Le parole arrivano prima della cantante, i cori accompagnano i ritornelli e in più momenti Emma lascia che sia la platea a prendere il comando. È probabilmente questa la fotografia più significativa di una carriera lunga sedici anni: non soltanto essere ancora sul palco, ma avere davanti persone che conoscono le canzoni e hanno voglia di cantarle insieme a te.
Sedici anni dopo, il palco dei grandi
Quello dell’Ippodromo rappresenta anche un passaggio simbolico per Emma.
Sedici anni sono tanti nel mondo della musica. In questo periodo sono cambiate le modalità di ascolto, il mercato, il modo di promuovere le canzoni e persino il rapporto tra artisti e pubblico.
Emma, invece, ha continuato a costruire il proprio percorso.
Dagli esordi televisivi ai grandi palazzetti, passando per Sanremo, le arene e i festival, il concerto di Milano racconta una storia fatta di evoluzioni ma anche di una precisa continuità.
Oggi Emma può guardarsi intorno e vedere un palco importante, un pubblico numeroso e una carriera che le permette di condividere la scena con artisti che, anni fa, sembravano appartenere a un altro pezzo dell’industria musicale.
L’arrivo di Luciano Ligabue ne è stato uno dei momenti più significativi.
Il duetto sul palco dell’Ippodromo non è soltanto un ospite importante all’interno della scaletta: è anche la fotografia di quanto sia cambiato il percorso di Emma rispetto a quel lontano inizio.
Gli ospiti ampliano il viaggio musicale
La serata ha dato spazio anche ad altri incontri importanti, con Alessandra Amoroso, Rkomi, Fabri Fibra, Tony Effe e Juli, mostrando quanto sia ampio oggi il mondo musicale attraversato da Emma.

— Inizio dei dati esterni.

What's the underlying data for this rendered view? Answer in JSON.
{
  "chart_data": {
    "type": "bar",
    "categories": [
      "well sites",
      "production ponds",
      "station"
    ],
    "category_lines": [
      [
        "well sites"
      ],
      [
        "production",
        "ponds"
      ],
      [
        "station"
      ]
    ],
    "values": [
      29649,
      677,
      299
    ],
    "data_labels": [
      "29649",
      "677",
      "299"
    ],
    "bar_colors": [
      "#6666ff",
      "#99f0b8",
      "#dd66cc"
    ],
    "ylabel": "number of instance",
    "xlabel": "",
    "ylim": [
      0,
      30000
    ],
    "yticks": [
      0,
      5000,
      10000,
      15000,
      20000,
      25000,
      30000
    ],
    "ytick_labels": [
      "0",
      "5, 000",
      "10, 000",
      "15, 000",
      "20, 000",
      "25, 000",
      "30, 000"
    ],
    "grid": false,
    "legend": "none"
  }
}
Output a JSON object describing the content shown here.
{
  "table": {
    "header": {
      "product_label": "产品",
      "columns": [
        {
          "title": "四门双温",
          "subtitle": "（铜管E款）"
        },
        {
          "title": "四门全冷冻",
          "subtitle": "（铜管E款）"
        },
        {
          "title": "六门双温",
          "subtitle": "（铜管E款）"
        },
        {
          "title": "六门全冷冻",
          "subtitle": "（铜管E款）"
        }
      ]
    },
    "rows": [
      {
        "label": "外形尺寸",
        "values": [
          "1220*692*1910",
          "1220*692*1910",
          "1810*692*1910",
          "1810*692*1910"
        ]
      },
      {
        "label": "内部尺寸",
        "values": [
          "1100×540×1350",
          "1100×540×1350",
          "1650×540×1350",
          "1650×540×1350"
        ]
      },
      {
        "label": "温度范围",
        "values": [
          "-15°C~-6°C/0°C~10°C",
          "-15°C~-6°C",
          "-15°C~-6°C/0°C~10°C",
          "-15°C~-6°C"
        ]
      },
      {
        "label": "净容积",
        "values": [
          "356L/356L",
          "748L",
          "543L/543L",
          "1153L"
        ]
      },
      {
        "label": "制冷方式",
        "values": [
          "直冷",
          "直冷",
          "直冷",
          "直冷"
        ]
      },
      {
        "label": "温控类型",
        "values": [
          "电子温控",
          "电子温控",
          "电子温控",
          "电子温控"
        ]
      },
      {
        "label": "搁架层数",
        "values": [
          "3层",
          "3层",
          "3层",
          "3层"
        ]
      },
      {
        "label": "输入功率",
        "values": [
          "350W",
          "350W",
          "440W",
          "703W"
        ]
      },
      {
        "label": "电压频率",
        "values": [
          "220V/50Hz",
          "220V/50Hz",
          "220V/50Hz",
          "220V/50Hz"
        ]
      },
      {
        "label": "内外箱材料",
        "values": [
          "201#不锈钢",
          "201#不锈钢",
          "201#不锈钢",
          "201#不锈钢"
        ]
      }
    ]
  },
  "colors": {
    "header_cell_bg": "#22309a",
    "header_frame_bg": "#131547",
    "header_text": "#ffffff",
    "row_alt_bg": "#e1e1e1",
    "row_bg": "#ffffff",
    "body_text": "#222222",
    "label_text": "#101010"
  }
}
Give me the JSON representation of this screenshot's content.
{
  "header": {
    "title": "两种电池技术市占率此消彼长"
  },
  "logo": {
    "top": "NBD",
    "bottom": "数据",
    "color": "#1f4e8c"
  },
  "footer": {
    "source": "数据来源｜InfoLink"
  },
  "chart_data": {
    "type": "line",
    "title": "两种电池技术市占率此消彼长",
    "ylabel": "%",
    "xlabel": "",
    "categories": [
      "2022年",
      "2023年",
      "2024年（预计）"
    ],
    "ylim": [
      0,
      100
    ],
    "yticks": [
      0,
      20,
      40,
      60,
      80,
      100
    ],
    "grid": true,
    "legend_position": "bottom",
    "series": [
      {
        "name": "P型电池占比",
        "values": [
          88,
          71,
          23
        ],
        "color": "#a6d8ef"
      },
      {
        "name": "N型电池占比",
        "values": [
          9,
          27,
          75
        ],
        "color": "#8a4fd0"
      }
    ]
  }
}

Pop, rock, rap e urban convivono all’interno dello stesso spettacolo senza sembrare elementi fuori posto.
È anche questa la forza di un’artista che negli anni ha saputo cambiare prospettiva senza perdere completamente il proprio centro.
Il concerto rimane soprattutto suo, ma gli ospiti contribuiscono ad allargare il racconto e a fotografare le diverse collaborazioni che hanno caratterizzato il suo percorso.
Una serata che arriva dopo la tempesta
Il dettaglio del rinvio, alla fine, assume quasi un valore simbolico.
La data del 9 settembre era stata fermata dalla pioggia. Una settimana dopo Emma è tornata sul palco e questa volta il cielo ha lasciato spazio alla musica.
Niente maltempo a interrompere la serata, ma oltre due ore di spettacolo, energia e canzoni.
E forse era proprio questa la serata che serviva.
Non soltanto perché rappresentava il recupero di un appuntamento atteso, ma perché ha mostrato un’artista perfettamente a proprio agio nel ruolo che si è costruita negli anni.
Emma non sembra più avere bisogno di dimostrare di poter stare su questi palchi.
Ci sta. E se li prende.
Senza mezze misure, senza risparmiarsi e soprattutto senza dimenticare il motivo per cui continua a farlo: le canzoni e il pubblico.
A Milano, dopo la tempesta, è arrivato un concerto degno di questo nome. Uno spettacolo pensato per coinvolgere, divertire e lasciare qualcosa anche quando le luci si spengono.
E a giudicare da come l’Ippodromo ha cantato insieme a lei, Emma sembra aver centrato ancora una volta il bersaglio.